There is plenty of blame to be shared for Chelsea's free fall. Mourinho's brash demeanor went from galvanising to irritating in the locker room as the losses mounted and the goals dried up. That came to the forefront as his relationship with prickly striker Diego Costa deteriorated and the manager excoriated his players following Monday's 2-1 loss to front-running Leicester City, saying he felt "betrayed" by their efforts.
The players also are at fault. Last season, Costa was a ruthless goal-scoring nuisance who gave relentless effort and shared the same wavelength with playmaker Cesc Fabregas. This season, Costa has been only petulant - he has just three goals in league play - and Fabregas has totaled two assists.
The backline and spine, a pillar of strength last season when Chelsea conceded 32 league goals, has been ravaged by injuries, age and player decline. First-choice goalkeeper Thibaut Courtois has lost both his matches since returning from a knee injury, and beloved captain and centre back John Terry has looked every bit his 35 years, with mere flashes of strong play and few 90-minute showings.
Branislav Ivanovic's form has taken a dramatic downturn, while only midfielder Willian has carried over his quality into this season - his staggering proficiency taking free kicks in both Champions League and domestic play saving Chelsea further blushes.
"This is essentially the same group of players who won the league and the League Cup last season. They did in style and they did it by showing commitment and by sweating tears and blood for the club when needed," technical director Michael Emenalo said in a Chelsea website interview.
"The players have a responsibility to go out and prove everybody wrong and show a certain level of commitment ... to try to get the club up the league table."
The lack of quality has also been evident at Stamford Bridge, where an opponent securing three points while Mourinho stalked the touchline was once a near-impossibility. Chelsea have 10 points and four losses from their eight home matches after Mourinho entered this season 76-21-1 lifetime in league play.
Amid this turbulent scene in south London enters Sunderland (3-3-10), already engaged in avoiding the drop once more but with an opportunity to leapfrog Chelsea in the table with a victory. Ahead of only Aston Villa, the Black Cats have dropped back-to-back contests and come off a 1-0 home loss to Watford in which they had only two shots on target.
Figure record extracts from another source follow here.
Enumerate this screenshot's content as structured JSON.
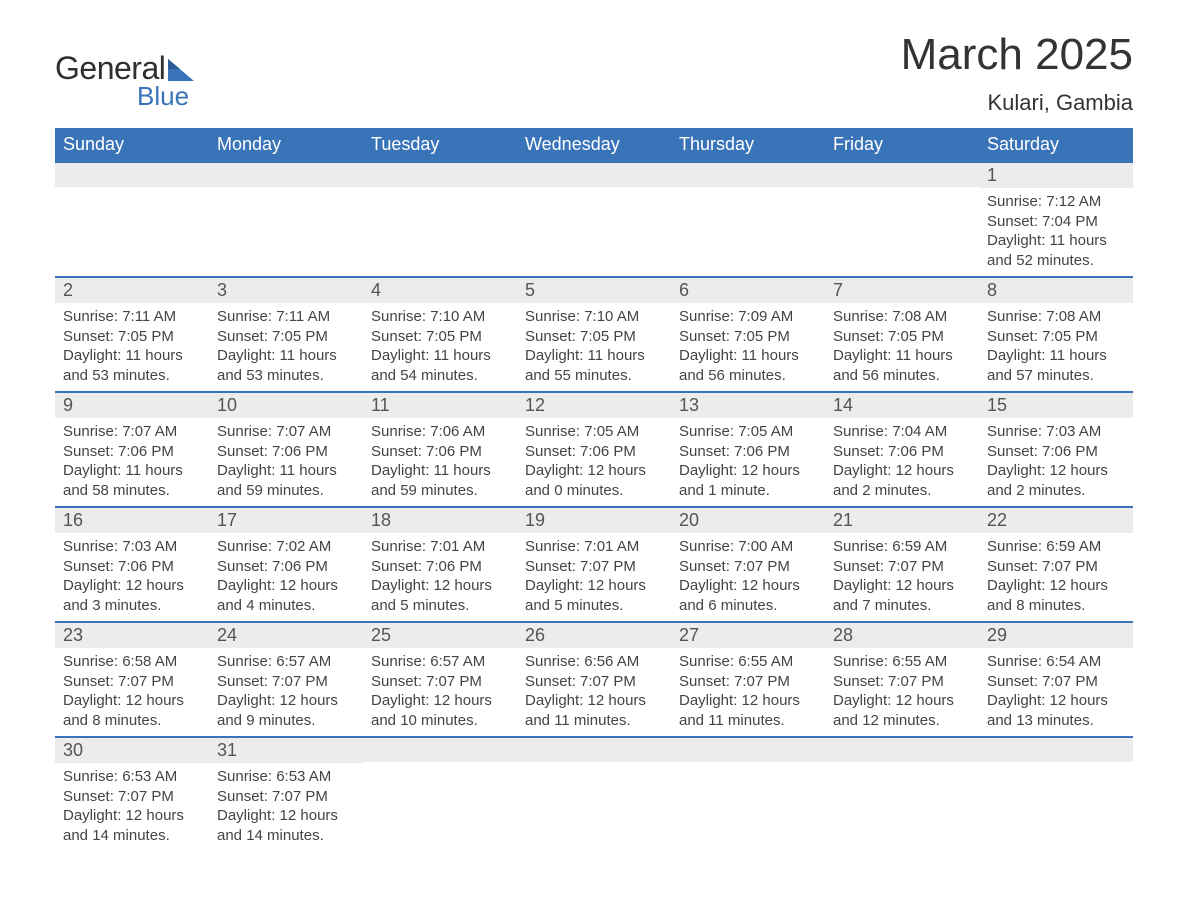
{
  "brand": {
    "name1": "General",
    "name2": "Blue",
    "color_primary": "#3a74b8",
    "color_text": "#2f2f2f"
  },
  "title": "March 2025",
  "location": "Kulari, Gambia",
  "calendar": {
    "header_bg": "#3a74b8",
    "header_fg": "#ffffff",
    "daynum_bg": "#ececec",
    "row_border": "#3a74b8",
    "days_of_week": [
      "Sunday",
      "Monday",
      "Tuesday",
      "Wednesday",
      "Thursday",
      "Friday",
      "Saturday"
    ],
    "weeks": [
      [
        {
          "blank": true
        },
        {
          "blank": true
        },
        {
          "blank": true
        },
        {
          "blank": true
        },
        {
          "blank": true
        },
        {
          "blank": true
        },
        {
          "day": "1",
          "sunrise": "Sunrise: 7:12 AM",
          "sunset": "Sunset: 7:04 PM",
          "daylight": "Daylight: 11 hours and 52 minutes."
        }
      ],
      [
        {
          "day": "2",
          "sunrise": "Sunrise: 7:11 AM",
          "sunset": "Sunset: 7:05 PM",
          "daylight": "Daylight: 11 hours and 53 minutes."
        },
        {
          "day": "3",
          "sunrise": "Sunrise: 7:11 AM",
          "sunset": "Sunset: 7:05 PM",
          "daylight": "Daylight: 11 hours and 53 minutes."
        },
        {
          "day": "4",
          "sunrise": "Sunrise: 7:10 AM",
          "sunset": "Sunset: 7:05 PM",
          "daylight": "Daylight: 11 hours and 54 minutes."
        },
        {
          "day": "5",
          "sunrise": "Sunrise: 7:10 AM",
          "sunset": "Sunset: 7:05 PM",
          "daylight": "Daylight: 11 hours and 55 minutes."
        },
        {
          "day": "6",
          "sunrise": "Sunrise: 7:09 AM",
          "sunset": "Sunset: 7:05 PM",
          "daylight": "Daylight: 11 hours and 56 minutes."
        },
        {
          "day": "7",
          "sunrise": "Sunrise: 7:08 AM",
          "sunset": "Sunset: 7:05 PM",
          "daylight": "Daylight: 11 hours and 56 minutes."
        },
        {
          "day": "8",
          "sunrise": "Sunrise: 7:08 AM",
          "sunset": "Sunset: 7:05 PM",
          "daylight": "Daylight: 11 hours and 57 minutes."
        }
      ],
      [
        {
          "day": "9",
          "sunrise": "Sunrise: 7:07 AM",
          "sunset": "Sunset: 7:06 PM",
          "daylight": "Daylight: 11 hours and 58 minutes."
        },
        {
          "day": "10",
          "sunrise": "Sunrise: 7:07 AM",
          "sunset": "Sunset: 7:06 PM",
          "daylight": "Daylight: 11 hours and 59 minutes."
        },
        {
          "day": "11",
          "sunrise": "Sunrise: 7:06 AM",
          "sunset": "Sunset: 7:06 PM",
          "daylight": "Daylight: 11 hours and 59 minutes."
        },
        {
          "day": "12",
          "sunrise": "Sunrise: 7:05 AM",
          "sunset": "Sunset: 7:06 PM",
          "daylight": "Daylight: 12 hours and 0 minutes."
        },
        {
          "day": "13",
          "sunrise": "Sunrise: 7:05 AM",
          "sunset": "Sunset: 7:06 PM",
          "daylight": "Daylight: 12 hours and 1 minute."
        },
        {
          "day": "14",
          "sunrise": "Sunrise: 7:04 AM",
          "sunset": "Sunset: 7:06 PM",
          "daylight": "Daylight: 12 hours and 2 minutes."
        },
        {
          "day": "15",
          "sunrise": "Sunrise: 7:03 AM",
          "sunset": "Sunset: 7:06 PM",
          "daylight": "Daylight: 12 hours and 2 minutes."
        }
      ],
      [
        {
          "day": "16",
          "sunrise": "Sunrise: 7:03 AM",
          "sunset": "Sunset: 7:06 PM",
          "daylight": "Daylight: 12 hours and 3 minutes."
        },
        {
          "day": "17",
          "sunrise": "Sunrise: 7:02 AM",
          "sunset": "Sunset: 7:06 PM",
          "daylight": "Daylight: 12 hours and 4 minutes."
        },
        {
          "day": "18",
          "sunrise": "Sunrise: 7:01 AM",
          "sunset": "Sunset: 7:06 PM",
          "daylight": "Daylight: 12 hours and 5 minutes."
        },
        {
          "day": "19",
          "sunrise": "Sunrise: 7:01 AM",
          "sunset": "Sunset: 7:07 PM",
          "daylight": "Daylight: 12 hours and 5 minutes."
        },
        {
          "day": "20",
          "sunrise": "Sunrise: 7:00 AM",
          "sunset": "Sunset: 7:07 PM",
          "daylight": "Daylight: 12 hours and 6 minutes."
        },
        {
          "day": "21",
          "sunrise": "Sunrise: 6:59 AM",
          "sunset": "Sunset: 7:07 PM",
          "daylight": "Daylight: 12 hours and 7 minutes."
        },
        {
          "day": "22",
          "sunrise": "Sunrise: 6:59 AM",
          "sunset": "Sunset: 7:07 PM",
          "daylight": "Daylight: 12 hours and 8 minutes."
        }
      ],
      [
        {
          "day": "23",
          "sunrise": "Sunrise: 6:58 AM",
          "sunset": "Sunset: 7:07 PM",
          "daylight": "Daylight: 12 hours and 8 minutes."
        },
        {
          "day": "24",
          "sunrise": "Sunrise: 6:57 AM",
          "sunset": "Sunset: 7:07 PM",
          "daylight": "Daylight: 12 hours and 9 minutes."
        },
        {
          "day": "25",
          "sunrise": "Sunrise: 6:57 AM",
          "sunset": "Sunset: 7:07 PM",
          "daylight": "Daylight: 12 hours and 10 minutes."
        },
        {
          "day": "26",
          "sunrise": "Sunrise: 6:56 AM",
          "sunset": "Sunset: 7:07 PM",
          "daylight": "Daylight: 12 hours and 11 minutes."
        },
        {
          "day": "27",
          "sunrise": "Sunrise: 6:55 AM",
          "sunset": "Sunset: 7:07 PM",
          "daylight": "Daylight: 12 hours and 11 minutes."
        },
        {
          "day": "28",
          "sunrise": "Sunrise: 6:55 AM",
          "sunset": "Sunset: 7:07 PM",
          "daylight": "Daylight: 12 hours and 12 minutes."
        },
        {
          "day": "29",
          "sunrise": "Sunrise: 6:54 AM",
          "sunset": "Sunset: 7:07 PM",
          "daylight": "Daylight: 12 hours and 13 minutes."
        }
      ],
      [
        {
          "day": "30",
          "sunrise": "Sunrise: 6:53 AM",
          "sunset": "Sunset: 7:07 PM",
          "daylight": "Daylight: 12 hours and 14 minutes."
        },
        {
          "day": "31",
          "sunrise": "Sunrise: 6:53 AM",
          "sunset": "Sunset: 7:07 PM",
          "daylight": "Daylight: 12 hours and 14 minutes."
        },
        {
          "blank": true
        },
        {
          "blank": true
        },
        {
          "blank": true
        },
        {
          "blank": true
        },
        {
          "blank": true
        }
      ]
    ]
  }
}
The schedule makers did not provide Sunderland any holiday cheer, as a Boxing Day trip to Manchester City and a home match versus Liverpool follow this contest, but manager Sam Allardyce is focused only on adding to Chelsea's woes.
"Our job on Saturday is to try and continue that cloud Chelsea are under," he said according to Sunderland's Twitter account. "We have to play our best on Saturday irrespective of the form Chelsea have been in."
Allardyce will definitely be without midfielders Lee Cattermole and Sebastian Larsson, though Younes Kaboul is expected to return. Sebastian Coates, however, will be a match-time decision.
Sunderland's 2-1 shock result April 19, 2014, was Mourinho's only home loss in league play prior to this season. Chelsea took four points off the Black Cats in 2014-15, winning 3-1 in the corresponding fixture.
Both of Sunderland's victories in the last 22 league meetings (2-2-18) between the teams dating to the 2001-02 season have come in south London.